Some writers here have suggested that the markup scheme be simple
enough that people can create marked up text with ordinary, fixed
width editors.  They and others argue that the standard should also be
simple enough that messages can be understood with the same
old-fashioned tools.  

I'm definitely in the "simple enough to create by hand" camp.

This seems to me a crucial point.  The simplemail proposal only makes
sense if we postulate that the sender, the reader, or both are using
plain-ASCII (or EBCDIC or 8859 or ...) text processors;  not user
agents.  If both are using MIME user agents, they can just as well use
richtext.

This "either-or" distinction isn't right and I believes obscures a significant
segment of the real world. It is perfectly possible to be using a MIME-aware
user agent that does not have the capability of generating richtext. (Note that
the requirements for richtext support have to do with being able to display it,
not create it.)

The user agent I'm using to write this message is just such an agent, as a
matter of fact. It is fully MIME-aware in terms of both the messages it creates
and receives. It cannot, however, create richtext ab initio; the necessary
infrastructure simply isn't there (in particular, I'm using a plain text
terminal to write this, and I don't have a text processor available for this
environment that cranks out richtext). Viewing a substantial fraction of the
complete set of richtext semantics isn't a problem in this environment.
Creating them out of whole cloth is a big problem, however.

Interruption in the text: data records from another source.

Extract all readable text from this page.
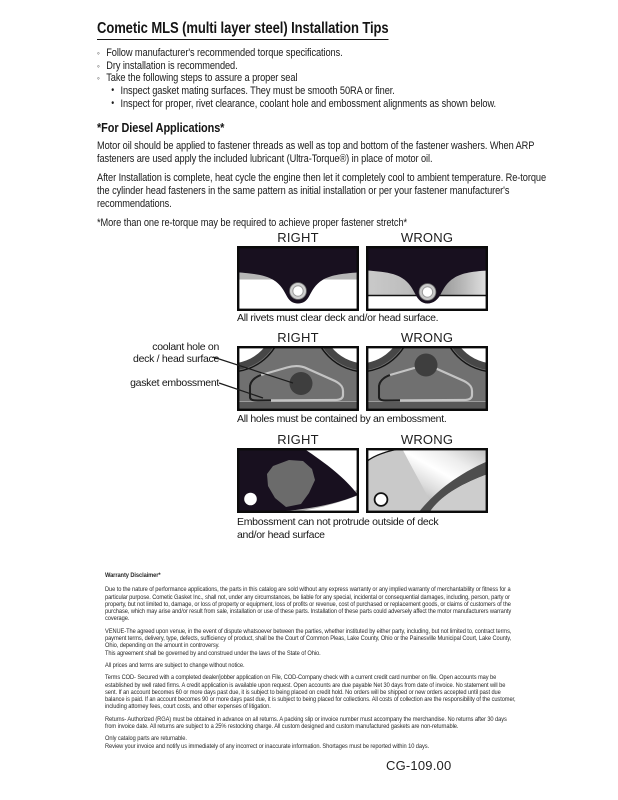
Cometic MLS (multi layer steel) Installation Tips
◦ Follow manufacturer's recommended torque specifications.
◦ Dry installation is recommended.
◦ Take the following steps to assure a proper seal
• Inspect gasket mating surfaces. They must be smooth 50RA or finer.
• Inspect for proper, rivet clearance, coolant hole and embossment alignments as shown below.
*For Diesel Applications*

Motor oil should be applied to fastener threads as well as top and bottom of the fastener washers. When ARP fasteners are used apply the included lubricant (Ultra-Torque®) in place of motor oil.

After Installation is complete, heat cycle the engine then let it completely cool to ambient temperature. Re-torque the cylinder head fasteners in the same pattern as initial installation or per your fastener manufacturer's recommendations.

*More than one re-torque may be required to achieve proper fastener stretch*

RIGHT	WRONG
All rivets must clear deck and/or head surface.
RIGHT	WRONG
coolant hole on
deck / head surface
gasket embossment
All holes must be contained by an embossment.
RIGHT	WRONG
Embossment can not protrude outside of deck
and/or head surface
Warranty Disclaimer*

Due to the nature of performance applications, the parts in this catalog are sold without any express warranty or any implied warranty of merchantability or fitness for a particular purpose. Cometic Gasket Inc., shall not, under any circumstances, be liable for any special, incidental or consequential damages, including, person, party or property, but not limited to, damage, or loss of property or equipment, loss of profits or revenue, cost of purchased or replacement goods, or claims of customers of the purchase, which may arise and/or result from sale, installation or use of these parts. Installation of these parts could adversely affect the motor manufacturers warranty coverage.

VENUE-The agreed upon venue, in the event of dispute whatsoever between the parties, whether instituted by either party, including, but not limited to, contract terms, payment terms, delivery, type, defects, sufficiency of product, shall be the Court of Common Pleas, Lake County, Ohio or the Painesville Municipal Court, Lake County, Ohio, depending on the amount in controversy.

This agreement shall be governed by and construed under the laws of the State of Ohio.

All prices and terms are subject to change without notice.

Terms COD- Secured with a completed dealer/jobber application on File, COD-Company check with a current credit card number on file. Open accounts may be established by well rated firms. A credit application is available upon request. Open accounts are due payable Net 30 days from date of invoice. No statement will be sent. If an account becomes 60 or more days past due, it is subject to being placed on credit hold. No orders will be shipped or new orders accepted until past due balance is paid. If an account becomes 90 or more days past due, it is subject to being placed for collections. All costs of collection are the responsibility of the customer, including attorney fees, court costs, and other expenses of litigation.

Returns- Authorized (RGA) must be obtained in advance on all returns. A packing slip or invoice number must accompany the merchandise. No returns after 30 days from invoice date. All returns are subject to a 25% restocking charge. All custom designed and custom manufactured gaskets are non-returnable.

Only catalog parts are returnable.

Review your invoice and notify us immediately of any incorrect or inaccurate information. Shortages must be reported within 10 days.

CG-109.00
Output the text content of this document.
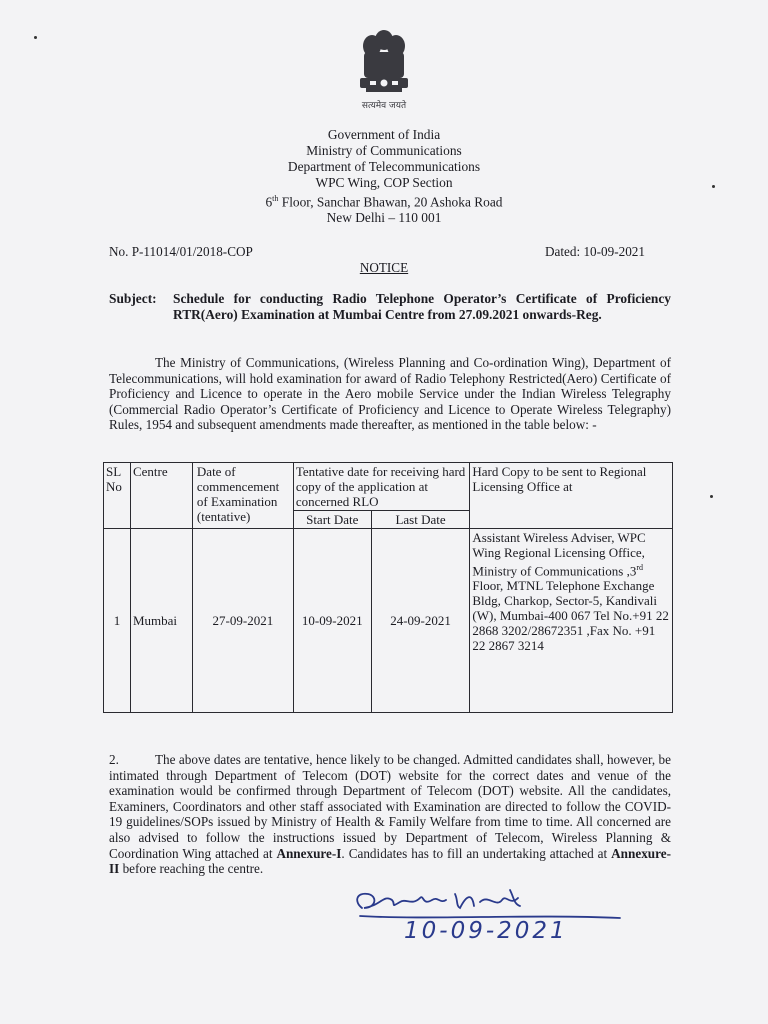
सत्यमेव जयते
Government of India
Ministry of Communications
Department of Telecommunications
WPC Wing, COP Section
6th Floor, Sanchar Bhawan, 20 Ashoka Road
New Delhi – 110 001
No. P-11014/01/2018-COP	Dated: 10-09-2021
NOTICE
Subject: Schedule for conducting Radio Telephone Operator’s Certificate of Proficiency RTR(Aero) Examination at Mumbai Centre from 27.09.2021 onwards-Reg.
The Ministry of Communications, (Wireless Planning and Co-ordination Wing), Department of Telecommunications, will hold examination for award of Radio Telephony Restricted(Aero) Certificate of Proficiency and Licence to operate in the Aero mobile Service under the Indian Wireless Telegraphy (Commercial Radio Operator’s Certificate of Proficiency and Licence to Operate Wireless Telegraphy) Rules, 1954 and subsequent amendments made thereafter, as mentioned in the table below: -
SL No	Centre	Date of commencement of Examination (tentative)	Tentative date for receiving hard copy of the application at concerned RLO		Hard Copy to be sent to Regional Licensing Office at
			Start Date	Last Date	
1	Mumbai	27-09-2021	10-09-2021	24-09-2021	Assistant Wireless Adviser, WPC Wing Regional Licensing Office, Ministry of Communications ,3rd Floor, MTNL Telephone Exchange Bldg, Charkop, Sector-5, Kandivali (W), Mumbai-400 067 Tel No.+91 22 2868 3202/28672351 ,Fax No. +91 22 2867 3214
2.	The above dates are tentative, hence likely to be changed. Admitted candidates shall, however, be intimated through Department of Telecom (DOT) website for the correct dates and venue of the examination would be confirmed through Department of Telecom (DOT) website. All the candidates, Examiners, Coordinators and other staff associated with Examination are directed to follow the COVID-19 guidelines/SOPs issued by Ministry of Health & Family Welfare from time to time. All concerned are also advised to follow the instructions issued by Department of Telecom, Wireless Planning & Coordination Wing attached at Annexure-I. Candidates has to fill an undertaking attached at Annexure-II before reaching the centre.
10-09-2021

To the extent that simpletext offers a means of creating enhanced documents
without having to develop custom text processing software, it is a big
improvement over richtext for a lot of environments. But this in no way implies
that other MIME capabilities aren't there. As a result we don't need to assume
that labelling simpletext as simpletext is a big problem.

For that matter, we should avoid the assumption that no help is available for
composing simpletext. For example, I envision an "electric-simpletext" mode for
my editor which, while it cannot show me right off what the message will really
look like, it can certainly help me out with niggly syntax details.

richtext is just slightly too complex for an electric mode to be very useful. I
once played around a bit with building a "richtext language syntax" mode for
richtext using the language sensitive extensions in my editing environment.
Unfortunately, the result looked just like what it was -- an editor designed to
build richtext programs by insertion/deletion/rearrangement of logical blocks
of language elements. While this might be cool and would keep you honest, it is
a programmer's tool, not a general user's tool.